RE: [jboske] Quantifiers and lo/loi

> la and cusku di'e
> >An XS solution not incompatible with SL is to say that
> >quantifiers are underlyingly of the form {PA fi'u roPA},
> >but that bits of the expression can be omitted and left
> >to glorking 
> I like that very much, but I'm not sure about the compatibility
> if fractionals in SL are supposed to be sizes of bits and not
> true quantification over bits 

There is not necessarily any "supposed to be", so long as we
can tell a story that is not downright inconsistent with CLL.
(I am of course discussing the BF solution here.)

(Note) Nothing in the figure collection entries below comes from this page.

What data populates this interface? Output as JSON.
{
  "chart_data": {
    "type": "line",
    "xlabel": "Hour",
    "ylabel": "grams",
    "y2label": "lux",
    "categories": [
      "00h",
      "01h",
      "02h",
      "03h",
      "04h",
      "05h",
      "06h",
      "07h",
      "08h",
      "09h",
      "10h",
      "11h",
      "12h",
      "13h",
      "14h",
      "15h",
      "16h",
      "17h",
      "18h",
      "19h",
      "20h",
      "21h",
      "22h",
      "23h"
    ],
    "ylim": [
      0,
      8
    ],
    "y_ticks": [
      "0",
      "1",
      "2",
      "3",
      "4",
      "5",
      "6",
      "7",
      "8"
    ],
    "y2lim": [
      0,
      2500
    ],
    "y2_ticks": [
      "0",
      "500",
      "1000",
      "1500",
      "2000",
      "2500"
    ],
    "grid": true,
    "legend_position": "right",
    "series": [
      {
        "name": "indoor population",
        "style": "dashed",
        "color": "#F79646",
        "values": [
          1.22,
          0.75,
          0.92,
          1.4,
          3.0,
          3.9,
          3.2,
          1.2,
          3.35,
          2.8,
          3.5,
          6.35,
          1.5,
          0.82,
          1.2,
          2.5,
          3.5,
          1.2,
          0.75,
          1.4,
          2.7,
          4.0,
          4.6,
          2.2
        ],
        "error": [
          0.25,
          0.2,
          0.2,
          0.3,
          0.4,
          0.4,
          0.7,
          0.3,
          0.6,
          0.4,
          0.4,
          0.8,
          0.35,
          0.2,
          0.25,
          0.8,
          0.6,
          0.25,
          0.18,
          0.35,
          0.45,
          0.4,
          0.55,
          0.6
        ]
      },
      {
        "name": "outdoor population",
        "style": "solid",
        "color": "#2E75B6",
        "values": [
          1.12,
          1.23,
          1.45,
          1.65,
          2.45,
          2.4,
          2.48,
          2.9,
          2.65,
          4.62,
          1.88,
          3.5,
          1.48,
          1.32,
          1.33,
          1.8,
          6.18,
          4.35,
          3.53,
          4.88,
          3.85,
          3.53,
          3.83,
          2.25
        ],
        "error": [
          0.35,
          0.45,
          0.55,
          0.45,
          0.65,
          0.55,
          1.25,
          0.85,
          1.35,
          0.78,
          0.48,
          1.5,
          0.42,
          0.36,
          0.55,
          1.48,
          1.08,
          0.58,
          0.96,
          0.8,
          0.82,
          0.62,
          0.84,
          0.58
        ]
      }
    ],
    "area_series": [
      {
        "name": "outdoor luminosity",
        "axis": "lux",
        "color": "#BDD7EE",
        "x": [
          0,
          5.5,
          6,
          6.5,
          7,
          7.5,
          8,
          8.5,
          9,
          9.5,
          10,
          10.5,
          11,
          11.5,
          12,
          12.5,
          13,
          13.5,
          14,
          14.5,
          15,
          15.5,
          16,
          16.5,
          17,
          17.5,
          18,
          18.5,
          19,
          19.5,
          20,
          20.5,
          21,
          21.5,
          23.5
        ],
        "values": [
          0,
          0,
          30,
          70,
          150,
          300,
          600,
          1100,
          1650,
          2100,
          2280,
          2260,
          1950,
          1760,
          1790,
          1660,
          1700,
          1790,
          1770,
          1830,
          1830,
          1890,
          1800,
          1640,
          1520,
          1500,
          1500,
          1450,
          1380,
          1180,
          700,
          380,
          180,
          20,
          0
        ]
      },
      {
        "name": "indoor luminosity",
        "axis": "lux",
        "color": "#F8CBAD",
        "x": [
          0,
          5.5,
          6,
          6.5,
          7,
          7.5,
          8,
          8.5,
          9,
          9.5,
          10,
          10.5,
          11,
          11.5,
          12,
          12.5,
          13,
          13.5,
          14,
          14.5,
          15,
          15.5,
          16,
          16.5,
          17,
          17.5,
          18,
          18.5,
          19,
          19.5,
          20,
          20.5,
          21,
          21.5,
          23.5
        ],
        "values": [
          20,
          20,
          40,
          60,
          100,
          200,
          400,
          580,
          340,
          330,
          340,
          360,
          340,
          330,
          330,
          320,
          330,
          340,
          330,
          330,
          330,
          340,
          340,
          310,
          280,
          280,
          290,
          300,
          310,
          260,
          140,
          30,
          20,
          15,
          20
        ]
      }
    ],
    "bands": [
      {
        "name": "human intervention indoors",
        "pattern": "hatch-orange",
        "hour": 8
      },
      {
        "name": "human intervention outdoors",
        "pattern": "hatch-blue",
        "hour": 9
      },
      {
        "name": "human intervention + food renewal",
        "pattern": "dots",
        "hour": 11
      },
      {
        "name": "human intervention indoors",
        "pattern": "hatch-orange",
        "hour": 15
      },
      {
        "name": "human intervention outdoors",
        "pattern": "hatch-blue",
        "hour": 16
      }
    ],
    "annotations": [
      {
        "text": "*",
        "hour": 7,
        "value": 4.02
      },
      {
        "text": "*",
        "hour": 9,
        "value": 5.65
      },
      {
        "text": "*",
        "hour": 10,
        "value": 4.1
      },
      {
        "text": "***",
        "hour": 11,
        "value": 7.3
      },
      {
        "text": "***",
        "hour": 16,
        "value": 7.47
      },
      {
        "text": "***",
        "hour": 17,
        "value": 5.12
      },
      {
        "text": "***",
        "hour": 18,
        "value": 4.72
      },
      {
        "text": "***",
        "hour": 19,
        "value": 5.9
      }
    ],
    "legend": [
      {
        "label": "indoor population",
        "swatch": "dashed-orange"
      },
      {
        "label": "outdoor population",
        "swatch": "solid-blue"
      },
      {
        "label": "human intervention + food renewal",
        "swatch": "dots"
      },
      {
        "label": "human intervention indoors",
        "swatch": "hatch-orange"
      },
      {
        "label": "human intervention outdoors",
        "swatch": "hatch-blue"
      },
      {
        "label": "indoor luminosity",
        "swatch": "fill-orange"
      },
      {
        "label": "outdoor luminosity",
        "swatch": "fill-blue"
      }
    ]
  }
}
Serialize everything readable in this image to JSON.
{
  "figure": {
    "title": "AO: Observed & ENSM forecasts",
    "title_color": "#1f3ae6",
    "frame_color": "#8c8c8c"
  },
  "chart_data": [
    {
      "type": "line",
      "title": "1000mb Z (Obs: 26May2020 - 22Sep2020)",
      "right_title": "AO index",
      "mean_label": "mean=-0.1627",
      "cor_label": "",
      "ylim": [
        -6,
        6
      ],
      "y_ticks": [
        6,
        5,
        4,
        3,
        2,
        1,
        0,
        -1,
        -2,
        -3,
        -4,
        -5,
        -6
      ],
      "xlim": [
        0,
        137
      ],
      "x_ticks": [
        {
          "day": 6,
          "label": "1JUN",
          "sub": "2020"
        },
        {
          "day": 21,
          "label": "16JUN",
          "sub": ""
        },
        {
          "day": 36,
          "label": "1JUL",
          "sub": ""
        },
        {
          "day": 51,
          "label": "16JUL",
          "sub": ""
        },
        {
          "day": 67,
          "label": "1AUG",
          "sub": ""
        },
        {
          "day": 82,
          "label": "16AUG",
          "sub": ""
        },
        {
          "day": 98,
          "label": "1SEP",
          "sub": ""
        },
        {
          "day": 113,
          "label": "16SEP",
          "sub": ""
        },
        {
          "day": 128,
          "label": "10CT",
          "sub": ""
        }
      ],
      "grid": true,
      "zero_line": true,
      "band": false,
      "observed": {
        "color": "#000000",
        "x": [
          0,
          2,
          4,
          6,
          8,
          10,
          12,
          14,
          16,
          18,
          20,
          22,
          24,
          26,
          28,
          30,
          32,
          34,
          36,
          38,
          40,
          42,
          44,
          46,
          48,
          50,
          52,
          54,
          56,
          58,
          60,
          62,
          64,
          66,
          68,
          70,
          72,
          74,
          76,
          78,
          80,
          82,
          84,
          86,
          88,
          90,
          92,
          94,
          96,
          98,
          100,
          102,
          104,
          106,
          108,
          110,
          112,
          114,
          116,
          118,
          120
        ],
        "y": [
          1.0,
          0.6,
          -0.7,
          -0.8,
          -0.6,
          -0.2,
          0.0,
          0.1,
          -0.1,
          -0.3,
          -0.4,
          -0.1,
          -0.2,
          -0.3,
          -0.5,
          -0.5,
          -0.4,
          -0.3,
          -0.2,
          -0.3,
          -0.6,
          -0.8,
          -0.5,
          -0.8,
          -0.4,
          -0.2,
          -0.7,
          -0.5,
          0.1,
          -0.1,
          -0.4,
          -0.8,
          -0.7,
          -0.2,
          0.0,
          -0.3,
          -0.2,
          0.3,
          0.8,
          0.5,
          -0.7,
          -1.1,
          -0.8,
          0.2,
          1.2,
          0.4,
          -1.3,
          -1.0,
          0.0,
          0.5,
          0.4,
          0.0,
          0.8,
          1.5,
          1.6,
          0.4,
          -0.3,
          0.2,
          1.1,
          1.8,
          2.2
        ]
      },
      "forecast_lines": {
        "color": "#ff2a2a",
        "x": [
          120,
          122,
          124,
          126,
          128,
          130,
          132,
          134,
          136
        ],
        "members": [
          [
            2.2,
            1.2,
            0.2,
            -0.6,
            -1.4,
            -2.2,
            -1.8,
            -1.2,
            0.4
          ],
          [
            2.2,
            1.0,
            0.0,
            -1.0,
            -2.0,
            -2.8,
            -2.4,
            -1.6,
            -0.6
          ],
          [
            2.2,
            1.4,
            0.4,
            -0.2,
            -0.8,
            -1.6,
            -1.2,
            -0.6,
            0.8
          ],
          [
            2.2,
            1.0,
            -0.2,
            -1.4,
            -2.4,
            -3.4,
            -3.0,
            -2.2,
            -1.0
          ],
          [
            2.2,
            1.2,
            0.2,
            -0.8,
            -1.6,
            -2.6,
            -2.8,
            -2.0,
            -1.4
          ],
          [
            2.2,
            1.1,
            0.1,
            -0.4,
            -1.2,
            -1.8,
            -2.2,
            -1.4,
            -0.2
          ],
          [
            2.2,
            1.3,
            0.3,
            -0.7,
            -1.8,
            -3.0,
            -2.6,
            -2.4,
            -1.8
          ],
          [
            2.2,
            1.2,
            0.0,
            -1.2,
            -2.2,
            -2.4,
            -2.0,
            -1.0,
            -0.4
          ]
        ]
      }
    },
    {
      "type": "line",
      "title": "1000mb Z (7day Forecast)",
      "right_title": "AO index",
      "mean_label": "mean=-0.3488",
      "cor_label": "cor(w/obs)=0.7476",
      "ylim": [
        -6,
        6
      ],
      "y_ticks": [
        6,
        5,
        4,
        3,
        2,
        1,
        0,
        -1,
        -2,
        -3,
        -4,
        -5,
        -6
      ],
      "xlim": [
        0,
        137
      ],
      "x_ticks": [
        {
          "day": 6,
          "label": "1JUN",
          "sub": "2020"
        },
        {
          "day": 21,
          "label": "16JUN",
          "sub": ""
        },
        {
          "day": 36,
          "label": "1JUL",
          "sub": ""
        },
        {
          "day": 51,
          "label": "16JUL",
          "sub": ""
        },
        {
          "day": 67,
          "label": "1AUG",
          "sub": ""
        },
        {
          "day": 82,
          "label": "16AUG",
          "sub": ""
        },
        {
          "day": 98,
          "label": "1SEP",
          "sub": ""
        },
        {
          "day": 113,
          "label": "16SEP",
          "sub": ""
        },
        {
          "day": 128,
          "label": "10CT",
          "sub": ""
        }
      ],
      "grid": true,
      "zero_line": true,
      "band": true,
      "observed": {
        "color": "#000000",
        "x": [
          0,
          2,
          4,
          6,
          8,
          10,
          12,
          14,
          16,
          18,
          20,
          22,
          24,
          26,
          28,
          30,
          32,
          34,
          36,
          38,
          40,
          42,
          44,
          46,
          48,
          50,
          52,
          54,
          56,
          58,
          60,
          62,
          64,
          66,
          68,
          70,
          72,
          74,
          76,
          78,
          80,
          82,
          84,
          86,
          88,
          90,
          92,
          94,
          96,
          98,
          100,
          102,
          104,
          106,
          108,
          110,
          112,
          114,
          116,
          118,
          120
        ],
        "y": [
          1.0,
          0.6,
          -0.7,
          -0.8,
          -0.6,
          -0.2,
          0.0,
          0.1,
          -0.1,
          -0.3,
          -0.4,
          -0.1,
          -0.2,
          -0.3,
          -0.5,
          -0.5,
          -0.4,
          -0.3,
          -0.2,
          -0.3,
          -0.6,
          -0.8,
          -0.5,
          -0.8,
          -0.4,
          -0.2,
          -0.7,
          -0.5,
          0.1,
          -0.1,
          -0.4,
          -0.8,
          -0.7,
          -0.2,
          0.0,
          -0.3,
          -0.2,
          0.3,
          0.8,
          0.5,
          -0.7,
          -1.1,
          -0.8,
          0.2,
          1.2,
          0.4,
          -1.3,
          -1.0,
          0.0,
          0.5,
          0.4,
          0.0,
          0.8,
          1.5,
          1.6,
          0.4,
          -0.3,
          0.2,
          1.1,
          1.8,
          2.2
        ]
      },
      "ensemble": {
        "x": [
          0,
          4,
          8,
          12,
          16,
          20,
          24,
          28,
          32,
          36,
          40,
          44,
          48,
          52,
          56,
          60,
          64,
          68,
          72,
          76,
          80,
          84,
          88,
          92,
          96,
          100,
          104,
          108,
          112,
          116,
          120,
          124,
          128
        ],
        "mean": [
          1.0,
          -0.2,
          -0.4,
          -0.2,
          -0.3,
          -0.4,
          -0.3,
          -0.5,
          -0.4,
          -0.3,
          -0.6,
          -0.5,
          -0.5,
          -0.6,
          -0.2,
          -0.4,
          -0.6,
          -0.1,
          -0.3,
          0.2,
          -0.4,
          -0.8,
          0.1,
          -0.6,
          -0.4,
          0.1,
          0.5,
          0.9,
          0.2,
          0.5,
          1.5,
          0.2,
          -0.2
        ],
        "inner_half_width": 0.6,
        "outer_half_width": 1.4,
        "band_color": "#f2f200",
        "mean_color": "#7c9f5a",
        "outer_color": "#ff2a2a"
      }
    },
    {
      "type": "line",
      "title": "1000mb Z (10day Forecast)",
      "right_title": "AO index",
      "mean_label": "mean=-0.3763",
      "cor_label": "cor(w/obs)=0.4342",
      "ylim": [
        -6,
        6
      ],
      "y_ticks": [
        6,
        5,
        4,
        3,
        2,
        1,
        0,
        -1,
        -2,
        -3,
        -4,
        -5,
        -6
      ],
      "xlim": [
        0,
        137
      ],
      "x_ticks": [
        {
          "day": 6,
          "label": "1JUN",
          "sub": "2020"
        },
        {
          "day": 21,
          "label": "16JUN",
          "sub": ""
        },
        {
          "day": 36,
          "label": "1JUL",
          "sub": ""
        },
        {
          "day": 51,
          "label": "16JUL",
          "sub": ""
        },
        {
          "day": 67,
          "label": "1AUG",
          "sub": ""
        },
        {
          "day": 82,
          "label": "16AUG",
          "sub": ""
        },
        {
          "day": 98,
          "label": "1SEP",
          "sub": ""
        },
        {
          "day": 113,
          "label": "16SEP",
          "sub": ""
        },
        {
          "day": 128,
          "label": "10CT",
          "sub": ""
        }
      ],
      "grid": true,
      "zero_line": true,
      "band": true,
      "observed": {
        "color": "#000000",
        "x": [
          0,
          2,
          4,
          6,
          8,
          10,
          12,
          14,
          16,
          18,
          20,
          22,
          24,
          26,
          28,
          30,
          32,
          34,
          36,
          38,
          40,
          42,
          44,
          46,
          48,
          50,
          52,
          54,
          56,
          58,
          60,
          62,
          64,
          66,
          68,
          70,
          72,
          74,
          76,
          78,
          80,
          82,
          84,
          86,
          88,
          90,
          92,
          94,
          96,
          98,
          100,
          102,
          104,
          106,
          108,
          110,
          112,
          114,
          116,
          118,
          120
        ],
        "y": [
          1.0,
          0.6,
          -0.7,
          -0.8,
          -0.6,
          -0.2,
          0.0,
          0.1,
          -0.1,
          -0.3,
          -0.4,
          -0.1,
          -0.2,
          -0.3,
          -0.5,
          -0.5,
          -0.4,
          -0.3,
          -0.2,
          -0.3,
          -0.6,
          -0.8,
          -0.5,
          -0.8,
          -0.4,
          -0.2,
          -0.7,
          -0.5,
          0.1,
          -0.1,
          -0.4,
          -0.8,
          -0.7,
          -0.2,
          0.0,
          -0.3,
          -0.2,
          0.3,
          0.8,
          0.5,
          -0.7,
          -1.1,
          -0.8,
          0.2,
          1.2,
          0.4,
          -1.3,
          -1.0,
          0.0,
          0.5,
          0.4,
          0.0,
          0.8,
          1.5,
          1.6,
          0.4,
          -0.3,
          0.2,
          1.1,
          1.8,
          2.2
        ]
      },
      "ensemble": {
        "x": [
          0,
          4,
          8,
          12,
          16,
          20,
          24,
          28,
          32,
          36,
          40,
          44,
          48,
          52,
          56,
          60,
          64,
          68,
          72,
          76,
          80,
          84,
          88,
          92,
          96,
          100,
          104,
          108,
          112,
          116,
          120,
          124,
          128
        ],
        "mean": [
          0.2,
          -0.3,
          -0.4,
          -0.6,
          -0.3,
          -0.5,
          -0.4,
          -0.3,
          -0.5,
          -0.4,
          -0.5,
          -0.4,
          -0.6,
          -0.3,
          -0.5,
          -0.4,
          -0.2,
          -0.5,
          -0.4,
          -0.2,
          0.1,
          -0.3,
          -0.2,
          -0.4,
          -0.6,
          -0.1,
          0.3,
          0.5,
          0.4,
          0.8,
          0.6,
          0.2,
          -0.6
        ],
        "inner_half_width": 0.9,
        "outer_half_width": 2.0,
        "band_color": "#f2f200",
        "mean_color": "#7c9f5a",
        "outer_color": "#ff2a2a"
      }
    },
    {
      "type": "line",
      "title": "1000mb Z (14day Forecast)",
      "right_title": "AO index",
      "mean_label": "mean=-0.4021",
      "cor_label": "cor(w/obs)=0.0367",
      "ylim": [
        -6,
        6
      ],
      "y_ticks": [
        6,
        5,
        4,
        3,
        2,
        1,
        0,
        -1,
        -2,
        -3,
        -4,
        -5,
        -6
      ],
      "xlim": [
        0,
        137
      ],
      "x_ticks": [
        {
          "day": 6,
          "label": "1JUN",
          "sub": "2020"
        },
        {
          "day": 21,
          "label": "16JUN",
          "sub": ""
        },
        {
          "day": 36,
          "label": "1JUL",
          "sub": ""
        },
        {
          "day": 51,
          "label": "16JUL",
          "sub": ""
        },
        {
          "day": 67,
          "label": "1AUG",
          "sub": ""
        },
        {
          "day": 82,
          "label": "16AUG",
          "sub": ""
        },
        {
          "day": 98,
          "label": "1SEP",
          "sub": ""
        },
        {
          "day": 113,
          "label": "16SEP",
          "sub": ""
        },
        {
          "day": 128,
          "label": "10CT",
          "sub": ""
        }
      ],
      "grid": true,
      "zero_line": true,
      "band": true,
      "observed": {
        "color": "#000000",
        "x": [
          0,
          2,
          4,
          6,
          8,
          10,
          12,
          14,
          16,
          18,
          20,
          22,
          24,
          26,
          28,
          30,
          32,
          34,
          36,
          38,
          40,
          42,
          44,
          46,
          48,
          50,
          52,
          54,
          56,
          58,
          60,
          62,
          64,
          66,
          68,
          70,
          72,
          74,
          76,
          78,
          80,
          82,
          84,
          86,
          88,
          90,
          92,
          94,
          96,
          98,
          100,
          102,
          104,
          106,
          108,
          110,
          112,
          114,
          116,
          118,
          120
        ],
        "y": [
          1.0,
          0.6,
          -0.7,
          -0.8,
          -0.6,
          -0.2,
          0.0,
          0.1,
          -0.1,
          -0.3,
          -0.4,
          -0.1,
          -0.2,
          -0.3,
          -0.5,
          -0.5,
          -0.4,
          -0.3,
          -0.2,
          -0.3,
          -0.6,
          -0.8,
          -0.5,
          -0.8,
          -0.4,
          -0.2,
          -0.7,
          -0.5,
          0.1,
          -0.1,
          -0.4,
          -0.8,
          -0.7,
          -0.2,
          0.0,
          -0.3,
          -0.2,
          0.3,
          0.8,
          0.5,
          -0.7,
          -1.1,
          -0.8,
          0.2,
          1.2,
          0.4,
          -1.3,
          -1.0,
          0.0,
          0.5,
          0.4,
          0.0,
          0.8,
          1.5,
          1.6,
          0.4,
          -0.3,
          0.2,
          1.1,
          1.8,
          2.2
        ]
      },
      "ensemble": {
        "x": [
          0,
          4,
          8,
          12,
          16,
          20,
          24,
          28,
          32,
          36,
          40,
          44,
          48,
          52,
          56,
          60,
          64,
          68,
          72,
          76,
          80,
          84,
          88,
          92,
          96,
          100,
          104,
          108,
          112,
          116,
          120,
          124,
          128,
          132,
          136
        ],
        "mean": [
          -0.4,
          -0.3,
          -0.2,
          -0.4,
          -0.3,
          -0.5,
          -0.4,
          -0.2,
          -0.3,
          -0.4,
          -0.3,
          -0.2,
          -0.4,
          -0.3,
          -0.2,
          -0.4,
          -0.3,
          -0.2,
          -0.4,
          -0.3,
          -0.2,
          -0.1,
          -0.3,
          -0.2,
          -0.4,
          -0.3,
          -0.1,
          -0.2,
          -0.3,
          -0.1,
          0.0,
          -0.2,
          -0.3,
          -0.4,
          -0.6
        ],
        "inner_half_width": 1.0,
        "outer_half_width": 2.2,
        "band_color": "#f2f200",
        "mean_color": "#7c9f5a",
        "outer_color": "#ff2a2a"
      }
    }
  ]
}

As for fractionals and loi, there are various possible stories.
Regarding loi, the story could be that it is simply the form
that gadri take when quantified by a fractional. Or the story
could be that it means that it has cardinality &-ma'u (= the
number of jbomasses, not the number of constituents of the
jbomass). With regard to the fractional, either it quantifies
over bits, in which case {piPA loi} would be short for
{Q lo(i) piPA loi} (i.e. a jbomass containing piPA bits of), or 
else (which is incompatible with loi = thing of cardinality 
&-ma'u) it really is a cardinality and means "a piPA of a 
single", in which case it would be short for {vei pimu ve'o 
fi'u ro}.

I don't think we should rush into decisions among these
possibilities -- things have been too frenetic here & need
to settle down for a bit. But my general point is that, thanks
to Nick's work, it seems to me possible to construct a gadri
system consistent with some interpretation of CLL yet also
internally consistent and comparatively nonarbitrary.